Mechanical Behavior of Microbially Induced Calcite Precipitation Cemented Sand

New sustainable ground improvement techniques have been recently required for applications in onshore and offshore geotechnical structures. The Microbiological Induced Calcite Precipitation (MICP) method is a ground improvement technique that results from a natural biogeochemical process in order to create a soil cemented framework. The biocementation resulted from this method has been shown to produce a reasonable increment in soil’s mechanical properties such as strength and stiffness. This study focused on evaluating the mechanical behavior of a biocemented uniform sand by using the MICP method. Three different cemented levels were produced in a laboratory scale by varying the amount of a chemical solution (cementation solution) percolated through the specimens.

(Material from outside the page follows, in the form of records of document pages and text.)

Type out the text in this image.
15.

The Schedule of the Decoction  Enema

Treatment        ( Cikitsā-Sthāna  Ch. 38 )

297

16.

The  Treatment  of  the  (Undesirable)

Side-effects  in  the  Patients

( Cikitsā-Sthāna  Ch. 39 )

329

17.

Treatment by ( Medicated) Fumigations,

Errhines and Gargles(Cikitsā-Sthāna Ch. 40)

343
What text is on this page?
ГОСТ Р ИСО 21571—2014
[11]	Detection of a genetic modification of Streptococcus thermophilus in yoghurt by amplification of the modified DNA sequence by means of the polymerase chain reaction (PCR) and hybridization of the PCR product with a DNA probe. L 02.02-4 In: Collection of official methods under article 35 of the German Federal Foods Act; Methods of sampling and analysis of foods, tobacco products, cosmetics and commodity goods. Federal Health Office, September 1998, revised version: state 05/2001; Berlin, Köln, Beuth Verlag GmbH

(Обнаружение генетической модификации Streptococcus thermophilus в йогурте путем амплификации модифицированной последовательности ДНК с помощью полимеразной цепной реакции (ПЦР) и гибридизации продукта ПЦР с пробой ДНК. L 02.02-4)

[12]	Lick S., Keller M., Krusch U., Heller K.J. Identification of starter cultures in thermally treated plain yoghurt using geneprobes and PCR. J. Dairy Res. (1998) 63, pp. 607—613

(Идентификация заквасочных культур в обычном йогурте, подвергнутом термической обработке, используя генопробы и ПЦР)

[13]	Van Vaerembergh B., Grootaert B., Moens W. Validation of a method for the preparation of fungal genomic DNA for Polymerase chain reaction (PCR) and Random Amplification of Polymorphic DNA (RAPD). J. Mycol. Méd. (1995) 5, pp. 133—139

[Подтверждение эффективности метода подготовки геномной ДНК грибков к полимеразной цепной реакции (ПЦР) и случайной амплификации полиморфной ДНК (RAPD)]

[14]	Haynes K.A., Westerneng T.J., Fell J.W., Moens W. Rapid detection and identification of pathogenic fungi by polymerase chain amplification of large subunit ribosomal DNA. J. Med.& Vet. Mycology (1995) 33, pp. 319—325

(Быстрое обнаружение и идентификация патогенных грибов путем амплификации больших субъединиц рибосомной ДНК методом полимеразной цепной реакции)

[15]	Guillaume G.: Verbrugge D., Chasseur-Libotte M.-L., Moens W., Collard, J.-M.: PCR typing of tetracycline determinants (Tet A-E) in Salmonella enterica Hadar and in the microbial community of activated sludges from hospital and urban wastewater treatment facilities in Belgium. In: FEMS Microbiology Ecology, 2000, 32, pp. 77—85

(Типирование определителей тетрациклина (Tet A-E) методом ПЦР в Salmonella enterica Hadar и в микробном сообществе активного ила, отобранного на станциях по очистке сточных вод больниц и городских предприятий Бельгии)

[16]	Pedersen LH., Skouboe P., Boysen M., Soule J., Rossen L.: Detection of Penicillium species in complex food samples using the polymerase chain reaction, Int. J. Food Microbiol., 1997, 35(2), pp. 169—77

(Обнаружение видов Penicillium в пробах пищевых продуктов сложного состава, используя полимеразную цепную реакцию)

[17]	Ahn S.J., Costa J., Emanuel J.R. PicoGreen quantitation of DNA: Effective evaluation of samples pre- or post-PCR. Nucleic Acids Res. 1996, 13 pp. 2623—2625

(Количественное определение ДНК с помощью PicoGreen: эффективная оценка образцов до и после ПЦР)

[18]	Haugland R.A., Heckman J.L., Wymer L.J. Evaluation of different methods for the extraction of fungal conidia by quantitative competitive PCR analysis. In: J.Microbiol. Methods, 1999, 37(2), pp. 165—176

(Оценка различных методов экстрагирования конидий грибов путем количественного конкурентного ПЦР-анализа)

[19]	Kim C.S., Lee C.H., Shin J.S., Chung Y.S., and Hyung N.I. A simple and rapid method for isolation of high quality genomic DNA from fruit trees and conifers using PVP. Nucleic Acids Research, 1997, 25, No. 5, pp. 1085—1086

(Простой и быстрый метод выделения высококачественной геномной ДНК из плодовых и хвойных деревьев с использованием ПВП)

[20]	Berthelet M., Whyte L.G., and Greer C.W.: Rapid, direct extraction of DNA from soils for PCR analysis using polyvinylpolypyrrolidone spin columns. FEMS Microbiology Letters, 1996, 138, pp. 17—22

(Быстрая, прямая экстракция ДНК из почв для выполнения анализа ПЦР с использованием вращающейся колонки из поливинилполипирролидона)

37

The experimental outcome from a set of triaxial tests performed at three different confining pressures (100 kPa, 200 kPa, and 400 kPa) demonstrated that the MICP method produced an increment in strength with a peak in the deviatoric stress when compared to the uncemented soil, changing the cohesion intercept from nearly 0 kPa to 75 kPa. Furthermore, the stress-dilatancy response indicated that a fully structural degradation is achieved at large plastic strains, differently from what is usually observed in chemically artificially cemented blends, like soil–cement and soil–lime.